Noah attempted to interject a joke about how the emails about Podesta’s risotto tips were interesting, but Obama had exactly zero interest in making funnies about rice and Noah, thankfully, didn’t push the punchline.
“Going forward, I worry that we won’t spend enough time on self-reflection on how our democracy’s working,” Obama said.
Noah pushed Obama on President-elect Trump’s contention that he doesn’t require intelligence briefings, which also got a measured answer.
“I think the president-elect may say one thing and do another once he’s here,” Obama said, noting that “It doesn’t matter how smart you are,” without intelligence briefings “you are flying blind.”
The second segment was one of legacy, or the unmaking of legacy, with President Obama talking up the merits of ObamaCare and urging people to still register to have coverage for another year.
“The federal government is an aircraft carrier. It’s not a speedboat,” Obama said of the chances that a Trump Administration would be able to quickly undo everything he’s done over the past eight years and tried to emphasize that he always felt ObamaCare was something that would get tweaks and modifications as time passed.
Regarding future plans, Obama promised, “I think it is important for me to recharge. I think it’s important for me to reflect. It’s important for me to get back in my wife’s good graces.”
He said, “I don’t anticipate that I suddenly just vanish, but I think it’s important to give the incoming administration some space,” but he added that in the case of certain violations — he mentioned a Muslim Registry in particular — he wouldn’t remain silent.

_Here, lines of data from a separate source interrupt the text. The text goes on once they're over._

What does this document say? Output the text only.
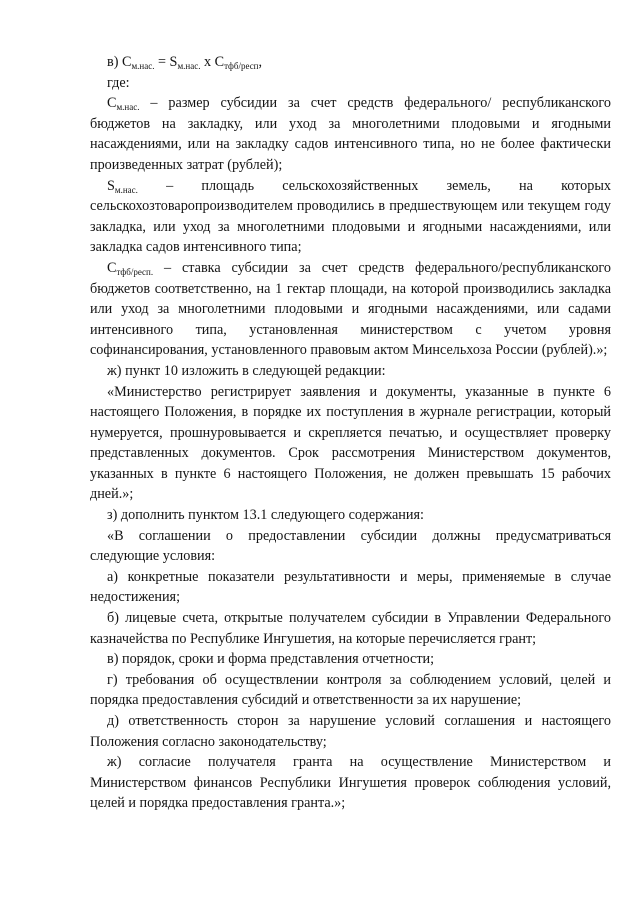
в) $С_{м.нас.} = S_{м.нас.}$ х $С_{тфб/респ}$,

где:

$С_{м.нас.}$ – размер субсидии за счет средств федерального/ республиканского бюджетов на закладку, или уход за многолетними плодовыми и ягодными насаждениями, или на закладку садов интенсивного типа, но не более фактически произведенных затрат (рублей);

$S_{м.нас.}$ – площадь сельскохозяйственных земель, на которых сельскохозтоваропроизводителем проводились в предшествующем или текущем году закладка, или уход за многолетними плодовыми и ягодными насаждениями, или закладка садов интенсивного типа;

$С_{тфб/респ.}$ – ставка субсидии за счет средств федерального/республиканского бюджетов соответственно, на 1 гектар площади, на которой производились закладка или уход за многолетними плодовыми и ягодными насаждениями, или садами интенсивного типа, установленная министерством с учетом уровня софинансирования, установленного правовым актом Минсельхоза России (рублей).»;

ж) пункт 10 изложить в следующей редакции:

«Министерство регистрирует заявления и документы, указанные в пункте 6 настоящего Положения, в порядке их поступления в журнале регистрации, который нумеруется, прошнуровывается и скрепляется печатью, и осуществляет проверку представленных документов. Срок рассмотрения Министерством документов, указанных в пункте 6 настоящего Положения, не должен превышать 15 рабочих дней.»;

з) дополнить пунктом 13.1 следующего содержания:

«В соглашении о предоставлении субсидии должны предусматриваться следующие условия:

а) конкретные показатели результативности и меры, применяемые в случае недостижения;

б) лицевые счета, открытые получателем субсидии в Управлении Федерального казначейства по Республике Ингушетия, на которые перечисляется грант;

в) порядок, сроки и форма представления отчетности;

г) требования об осуществлении контроля за соблюдением условий, целей и порядка предоставления субсидий и ответственности за их нарушение;

д) ответственность сторон за нарушение условий соглашения и настоящего Положения согласно законодательству;

ж) согласие получателя гранта на осуществление Министерством и Министерством финансов Республики Ингушетия проверок соблюдения условий, целей и порядка предоставления гранта.»;
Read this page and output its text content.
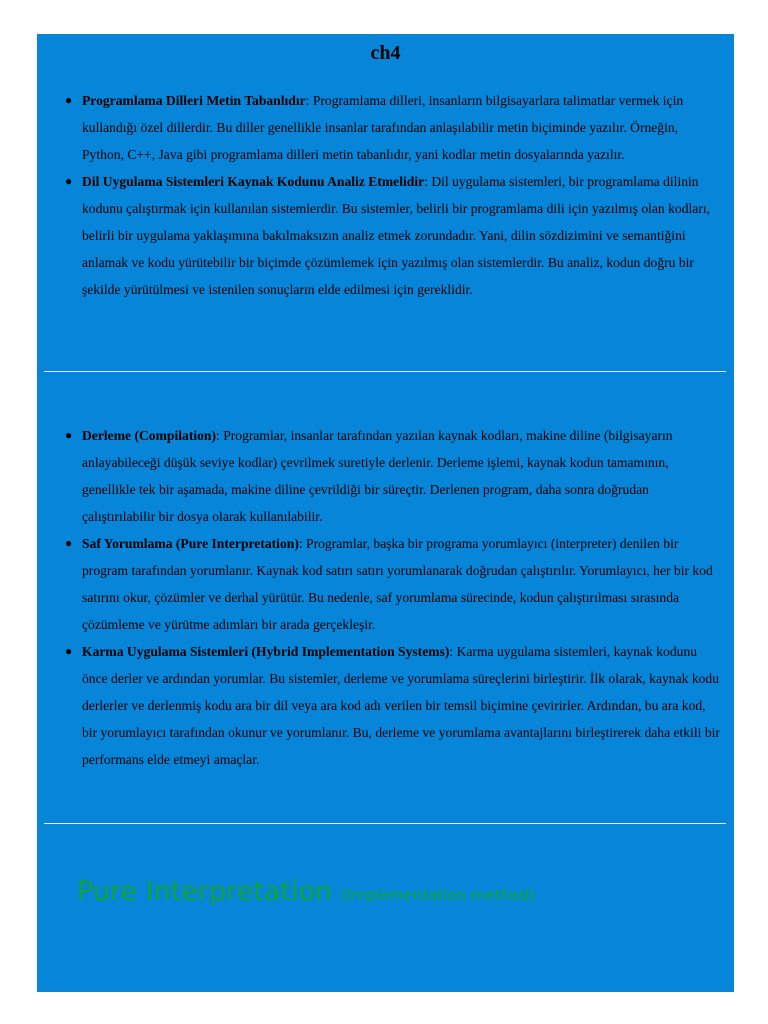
ch4
● Programlama Dilleri Metin Tabanlıdır: Programlama dilleri, insanların bilgisayarlara talimatlar vermek için kullandığı özel dillerdir. Bu diller genellikle insanlar tarafından anlaşılabilir metin biçiminde yazılır. Örneğin, Python, C++, Java gibi programlama dilleri metin tabanlıdır, yani kodlar metin dosyalarında yazılır.
● Dil Uygulama Sistemleri Kaynak Kodunu Analiz Etmelidir: Dil uygulama sistemleri, bir programlama dilinin kodunu çalıştırmak için kullanılan sistemlerdir. Bu sistemler, belirli bir programlama dili için yazılmış olan kodları, belirli bir uygulama yaklaşımına bakılmaksızın analiz etmek zorundadır. Yani, dilin sözdizimini ve semantiğini anlamak ve kodu yürütebilir bir biçimde çözümlemek için yazılmış olan sistemlerdir. Bu analiz, kodun doğru bir şekilde yürütülmesi ve istenilen sonuçların elde edilmesi için gereklidir.
● Derleme (Compilation): Programlar, insanlar tarafından yazılan kaynak kodları, makine diline (bilgisayarın anlayabileceği düşük seviye kodlar) çevrilmek suretiyle derlenir. Derleme işlemi, kaynak kodun tamamının, genellikle tek bir aşamada, makine diline çevrildiği bir süreçtir. Derlenen program, daha sonra doğrudan çalıştırılabilir bir dosya olarak kullanılabilir.
● Saf Yorumlama (Pure Interpretation): Programlar, başka bir programa yorumlayıcı (interpreter) denilen bir program tarafından yorumlanır. Kaynak kod satırı satırı yorumlanarak doğrudan çalıştırılır. Yorumlayıcı, her bir kod satırını okur, çözümler ve derhal yürütür. Bu nedenle, saf yorumlama sürecinde, kodun çalıştırılması sırasında çözümleme ve yürütme adımları bir arada gerçekleşir.
● Karma Uygulama Sistemleri (Hybrid Implementation Systems): Karma uygulama sistemleri, kaynak kodunu önce derler ve ardından yorumlar. Bu sistemler, derleme ve yorumlama süreçlerini birleştirir. İlk olarak, kaynak kodu derlerler ve derlenmiş kodu ara bir dil veya ara kod adı verilen bir temsil biçimine çevirirler. Ardından, bu ara kod, bir yorumlayıcı tarafından okunur ve yorumlanır. Bu, derleme ve yorumlama avantajlarını birleştirerek daha etkili bir performans elde etmeyi amaçlar.
Pure Interpretation (Implementation method)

None of this was revelatory, but Noah got to ask a handful of the questions of the day.
The third segment was the one that proved the most unique as Noah and Obama shared experiences, as men of mixed racial backgrounds, dealing with and discussing race, comparing the role a president plays to the role that a stand-up comic might play in confronting racism and racial assumptions.
“If Chris Rock’s doing stand-up then there’s a benefit to him doing something that is different from the President of the United States doing something. For one thing, he doesn’t have to edit his language,” Obama joked. “I try to comport myself in a way that my mother would approve of.”
It was in this third segment that President Obama looked most relaxed, sounded the least on-message and that Noah appeared most ready to interact and not just give the Leader of the Free World a platform.
Knowing how to be the interviewer that a circumstance or an individual guest requires is a hard task. Late night comedy hosts only sometimes come from even a rudimentary journalistic background and so it’s a lot to expect to believe them capable of conducting a productive chat immediately. Nobody in our current crop of late night hosts comes at it entirely naturally. Stephen Colbert can’t interview actors at all. James Corden is beholden to the energy of his nightly panel. Jimmy Fallon desires nothing more than being a goof. Seth Meyers and Conan O’Brien are, for me, the hosts most likely to get interviews that aren’t only hollow promotion, but probably every viewer expects something different from an interview and an interviewer.
Noah came into this job incredibly green and maybe after 15 months, he’s finding his footing or his producers are figuring out how to book toward his strengths. Getting President Obama wasn’t booking toward Noah’s strengths. If you get an Obama interview, you take an Obama interview. That’s pretty basic. Once you have the President of the United States next to you, though, getting a watchable episode of material isn’t inherently intuitive and in what was the biggest interview of his tenure, Noah stayed out of his own way and it was a fine half-hour of The Daily Show.